Cesarianas voltaram à baila com a divulgação das altas taxas, superando a marca de partos vaginais, relatados como normais. Lembro meu pai retornando de suas jornadas médicas, atravessando noites, depois de extenuantes partos. Naquele 1945, optar por ser clínico geral em Bebedouro era estar disposto a encarar desde a diarréia infantil ao parto caseiro à luz de candeeiro.
Parturientes não faltavam, inclusive na própria casa. Minha mãe teve onze filhos, todos partejados por quem contribuiu com a concepção. Sem ser exceção entre os obstetras da época, não foi treinado para realizar cesarianas, habilidade que, segundo as estatísticas, teria necessitado em 15% das vezes. Ou seja, 1,5 de seus filhos teriam indicação para o método.

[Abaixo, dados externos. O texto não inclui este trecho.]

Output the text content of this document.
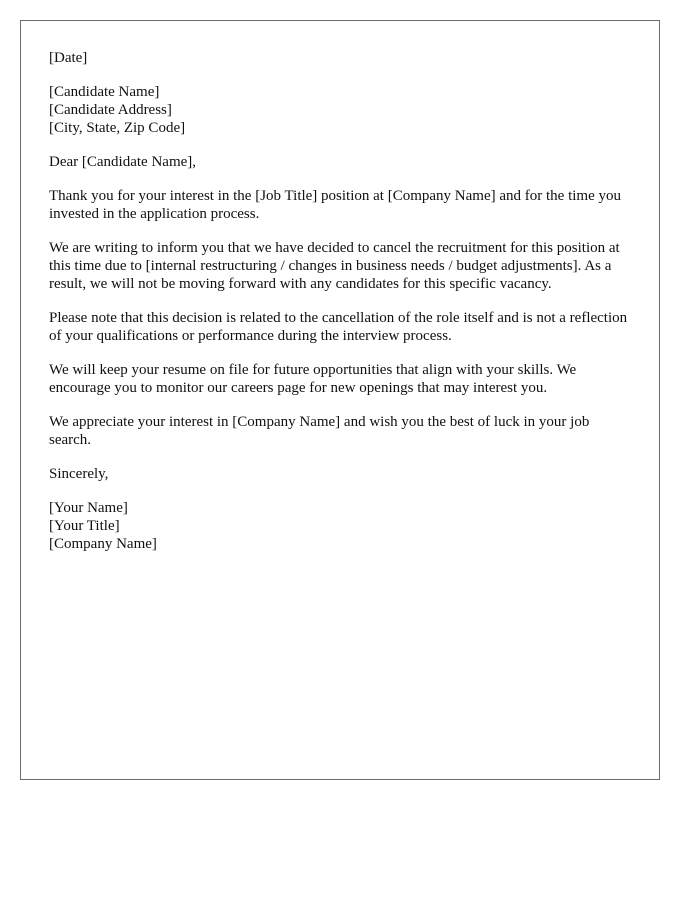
[Date]
[Candidate Name]
[Candidate Address]
[City, State, Zip Code]

Dear [Candidate Name],

Thank you for your interest in the [Job Title] position at [Company Name] and for the time you invested in the application process.

We are writing to inform you that we have decided to cancel the recruitment for this position at this time due to [internal restructuring / changes in business needs / budget adjustments]. As a result, we will not be moving forward with any candidates for this specific vacancy.

Please note that this decision is related to the cancellation of the role itself and is not a reflection of your qualifications or performance during the interview process.

We will keep your resume on file for future opportunities that align with your skills. We encourage you to monitor our careers page for new openings that may interest you.

We appreciate your interest in [Company Name] and wish you the best of luck in your job search.

Sincerely,

[Your Name]
[Your Title]
[Company Name]
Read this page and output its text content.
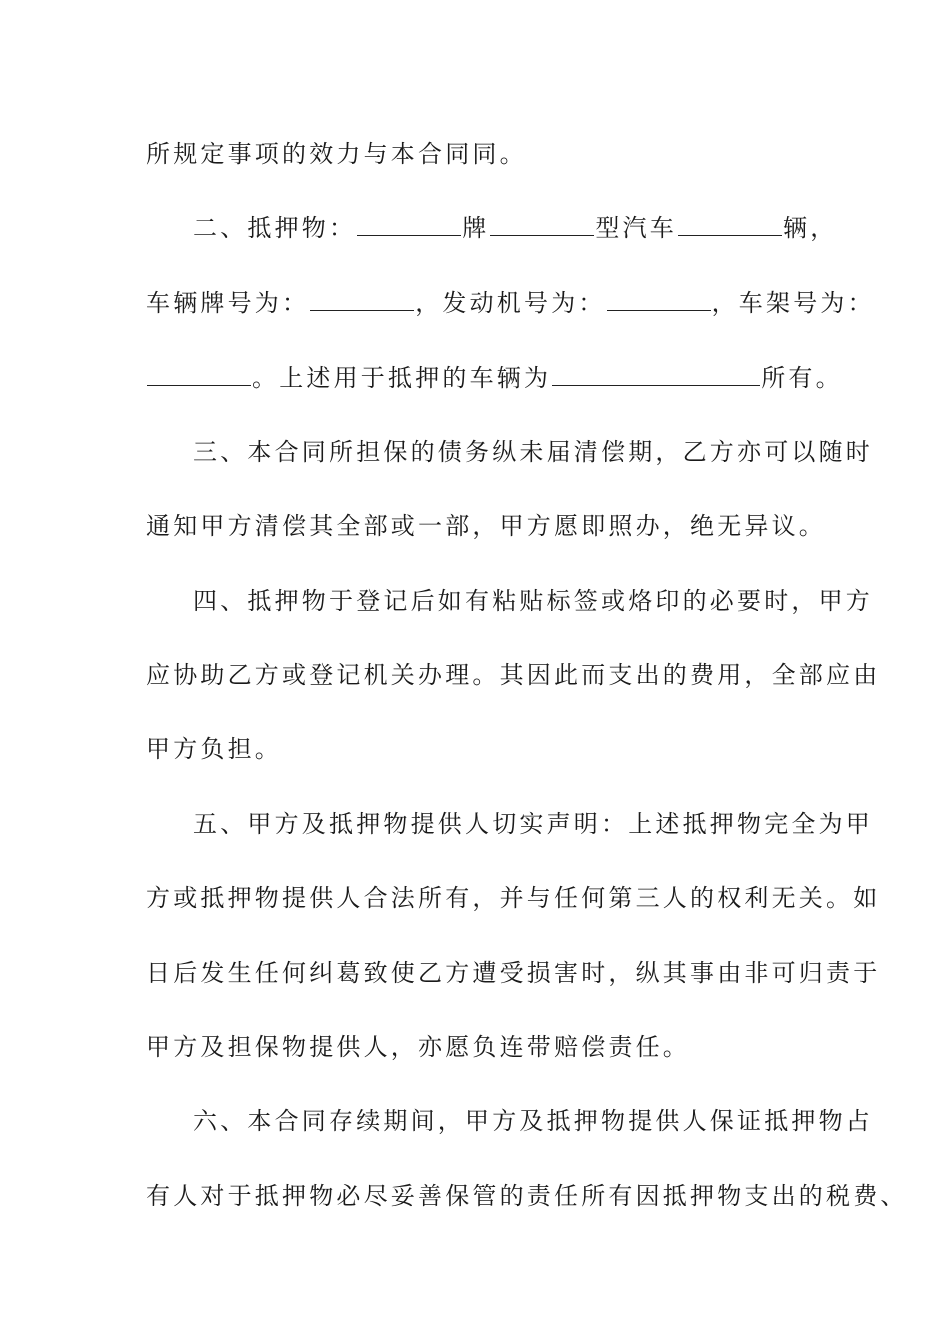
所规定事项的效力与本合同同。
二、抵押物：	牌	型汽车	辆，
车辆牌号为：	，发动机号为：	，车架号为：
。上述用于抵押的车辆为	所有。
三、本合同所担保的债务纵未届清偿期，乙方亦可以随时
通知甲方清偿其全部或一部，甲方愿即照办，绝无异议。
四、抵押物于登记后如有粘贴标签或烙印的必要时，甲方
应协助乙方或登记机关办理。其因此而支出的费用，全部应由
甲方负担。
五、甲方及抵押物提供人切实声明：上述抵押物完全为甲
方或抵押物提供人合法所有，并与任何第三人的权利无关。如
日后发生任何纠葛致使乙方遭受损害时，纵其事由非可归责于
甲方及担保物提供人，亦愿负连带赔偿责任。
六、本合同存续期间，甲方及抵押物提供人保证抵押物占
有人对于抵押物必尽妥善保管的责任所有因抵押物支出的税费、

Tudo se move, como disse o imortal Luiz Nogueira, invocando Galileu Galilei. Séculos se passariam desde o áspero monólogo entre o Criador e suas telúricas criaturas. Naquela manhã, Deus pegaria pesado com aqueles dois cretinos irresponsáveis, que jogaram tudo fora por conta de uma rapidinha. Ainda mais vindo com aquela conversa mole de serpente, maçã, tentação...
Com a expulsão do Paraíso, dentre outras retaliações, a mulher, coitada, ficaria condenada às dores do parto, maldição parcialmente contornada com a invenção da anestesia. Presume-se que Jeová não apreciou ser contrariado. Talvez por isso, o SUS pague tão miseravelmente aos parteiros e anestesistas, um dos alegados motivos da diminuição dos partos vaginais.
A ultrasonografia, cada vez mais detalhista, desfez a mística e as surpresas de um útero grávido. Há tempo de conceber e tempo de nascer. Mais de três filhos, nem pensar. Parir como índia sem viver como tal, soa jocoso. O SUS, por sua vez, quase exterminou os pediatras. Quem vai cuidar das crianças?
Conspira-se para o parto vaginal virar exceção. É tarefa hercúlea encontrar um médico disposto a permanecer semivigil, por R$ 60,00, 8-12 horas seguidas, na expectativa de um incerto nascimento. Além de tudo, data venia obstetras-ecologistas, considero o parto normal uma violência da natureza.
Volto ao meu pai. Migrando da Clínica Geral para outra área, livrou-se dos partos à luz de candeeiros, mas não escapou das “cesáreas”. Sim, na psiquiatria, ao lidar com delirantes e psicopatas, passou a conviver com simulacros de Cristo, Napoleão e César. Ao original do último, equivocadamente, atribui-se beneficiamento com a satanizada cirurgia.